Who is that poor token black woman, who is very fittingly all the way on the Right?

I’m assuming it’s LaShawn Barber. Are there any other Black female conservative “commentators”?

There aren’t many who won’t refuse to wear to get-togethers the t-shirt with the big T on the front . . .

 
 

The person on the left has breasts. Will someone please alert Ann Althouse, so she can launch her crack, anti-breast response?

 
 

Huh. I didn’t know that it’s possible to take a picture of a singularity. Learn something new every day.

 
 

No, no, I get it. It’s like that Verizon wireless commercial with the guy who adds up the 5 poeple in his family and comes up with 26 people in their “five.” and the mom says this is why you should stay in school.

 
 

Gawd, the Malkin Boingboing affair has the commentators in high dungeon at her site. Proof yet again that the wingers suffer from a complete lack of ability to detect irony. Also from total hypocracy since we’ve seen much worse on winger websites directed at libs, but Malkin and the rest have no problem at all with that. Pot, I pronounce you extremely dark charcoal in color!

 
Bobbie Sterne Built My Hot Rod
 

So this is where the $350 worth of wingnuts stolen in Palm Beach, Florida went to…

 
 

Wait a minute. If they’re all there, who’s running hell?

 
 

The person on the left has breasts. Will someone please alert Ann Althouse, so she can launch her crack, anti-breast response?

who that hell is that anyway, she appears to be quite sexy, from a distance!

 
 

“No education is complete…until it includes us.”

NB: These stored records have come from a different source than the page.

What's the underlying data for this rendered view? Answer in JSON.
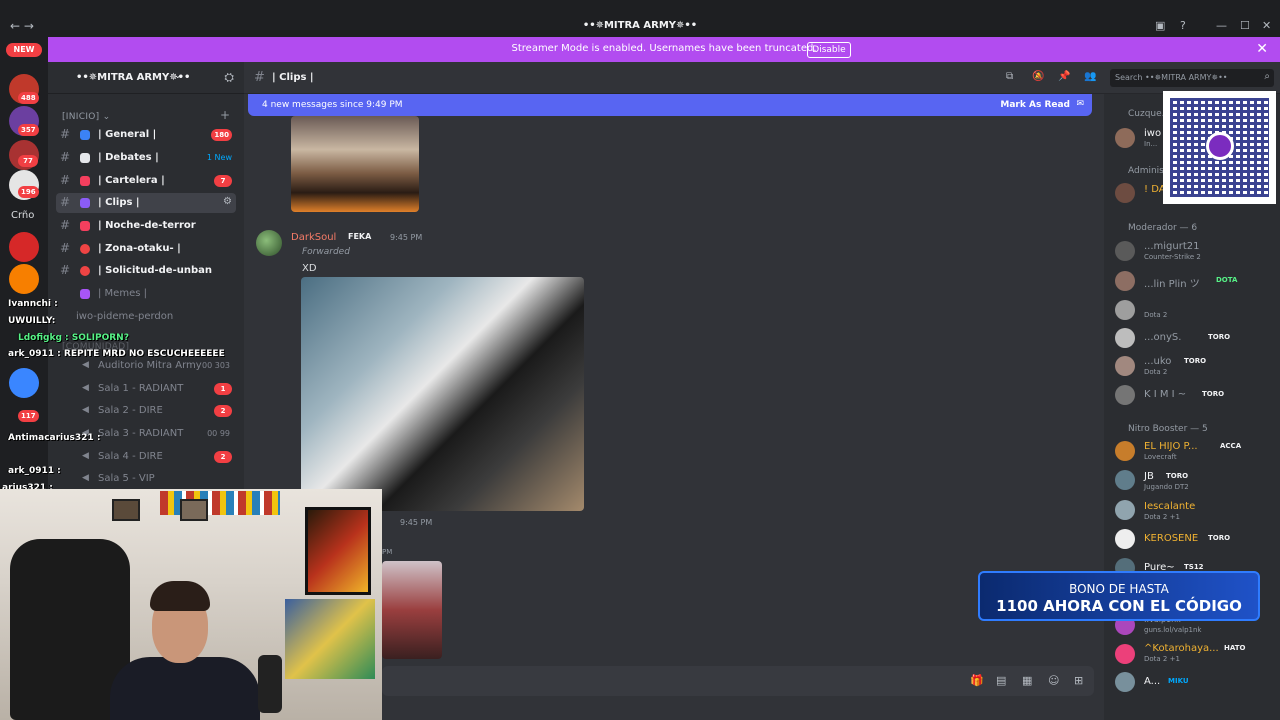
{
  "window": {
    "title": "••✵MITRA ARMY✵••",
    "streamer_banner": "Streamer Mode is enabled. Usernames have been truncated.",
    "banner_button": "Disable"
  },
  "rail": {
    "new_label": "NEW",
    "badges": [
      "488",
      "357",
      "77",
      "196",
      "117"
    ],
    "label": "Crño"
  },
  "guild": {
    "name": "••✵MITRA ARMY✵••",
    "categories": [
      {
        "label": "[INICIO]"
      },
      {
        "label": "[COMUNIDAD]"
      }
    ],
    "channels": [
      {
        "label": "| General |",
        "badge": "180",
        "emoji_color": "#3b82f6"
      },
      {
        "label": "| Debates |",
        "new": "1 New",
        "emoji_color": "#ffffff"
      },
      {
        "label": "| Cartelera |",
        "badge": "7",
        "emoji_color": "#f43f5e"
      },
      {
        "label": "| Clips |",
        "emoji_color": "#8b5cf6"
      },
      {
        "label": "| Noche-de-terror",
        "emoji_color": "#f43f5e"
      },
      {
        "label": "| Zona-otaku- |",
        "emoji_color": "#ef4444"
      },
      {
        "label": "| Solicitud-de-unban",
        "emoji_color": "#ef4444"
      },
      {
        "label": "| Memes |",
        "emoji_color": "#a855f7"
      },
      {
        "label": "iwo-pideme-perdon"
      }
    ],
    "voice": [
      {
        "label": "Auditorio Mitra Army",
        "count": "00 303"
      },
      {
        "label": "Sala 1 - RADIANT",
        "badge": "1"
      },
      {
        "label": "Sala 2 - DIRE",
        "badge": "2"
      },
      {
        "label": "Sala 3 - RADIANT",
        "count": "00 99"
      },
      {
        "label": "Sala 4 - DIRE",
        "badge": "2"
      },
      {
        "label": "Sala 5 - VIP"
      }
    ]
  },
  "header": {
    "channel": "| Clips |",
    "search_placeholder": "Search ••✵MITRA ARMY✵••"
  },
  "chat": {
    "new_messages": "4 new messages since 9:49 PM",
    "mark_read": "Mark As Read",
    "message": {
      "author": "DarkSoul",
      "tag": "FEKA",
      "time": "9:45 PM",
      "forwarded": "Forwarded",
      "text": "XD"
    },
    "time2": "9:45 PM",
    "pm_label": "PM"
  },
  "members": {
    "groups": [
      {
        "label": "Cuzque..."
      },
      {
        "label": "Administ..."
      },
      {
        "label": "Moderador — 6"
      },
      {
        "label": "Nitro Booster — 5"
      }
    ],
    "list": [
      {
        "name": "iwo",
        "status": "In...",
        "color": "#f2f3f5"
      },
      {
        "name": "! DA...",
        "color": "#f0b232"
      },
      {
        "name": "...migurt21",
        "status": "Counter-Strike 2",
        "color": "#949ba4"
      },
      {
        "name": "...lin Plin ツ",
        "tag": "DOTA",
        "color": "#949ba4"
      },
      {
        "name": "",
        "status": "Dota 2",
        "color": "#949ba4"
      },
      {
        "name": "...onyS.",
        "tag": "TORO",
        "color": "#949ba4"
      },
      {
        "name": "...uko",
        "tag": "TORO",
        "status": "Dota 2",
        "color": "#949ba4"
      },
      {
        "name": "K I M I ~",
        "tag": "TORO",
        "color": "#949ba4"
      },
      {
        "name": "EL HIJO P...",
        "tag": "ACCA",
        "status": "Lovecraft",
        "color": "#f0b232"
      },
      {
        "name": "JB",
        "tag": "TORO",
        "status": "Jugando DT2",
        "color": "#f2f3f5"
      },
      {
        "name": "Iescalante",
        "status": "Dota 2 +1",
        "color": "#f0b232"
      },
      {
        "name": "KEROSENE",
        "tag": "TORO",
        "color": "#f0b232"
      },
      {
        "name": "Pure~",
        "tag": "TS12",
        "color": "#f2f3f5"
      },
      {
        "name": "..valp1nk",
        "status": "guns.lol/valp1nk",
        "color": "#949ba4"
      },
      {
        "name": "^Kotarohaya...",
        "tag": "HATO",
        "status": "Dota 2 +1",
        "color": "#f0b232"
      },
      {
        "name": "A...",
        "tag": "MIKU",
        "color": "#f2f3f5"
      }
    ]
  },
  "promo": {
    "line1": "BONO DE HASTA",
    "line2": "1100 AHORA CON EL CÓDIGO"
  },
  "stream_chat": [
    "Ivannchi :",
    "UWUILLY:",
    "Ldofigkg : SOLIPORN?",
    "ark_0911 : REPITE MRD NO ESCUCHEEEEEE",
    "Antimacarius321 :",
    "ark_0911 :",
    "arius321 :"
  ]
}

So when will they ever become educated?

 
 

I thought Ann Coulter’s books were very educational. They certainly educated me on why my teachers in high school were so obsessed with the 5-paragraph essay format. Until I read one of her books (I think it might have been Slander, but who cares?) I had no idea that there were adults who couldn’t maintain a coherent line of thought for a whole two pages.

 
 

Why is the woman in green sticking her breasts out? Is she trying to sleep with Clinton?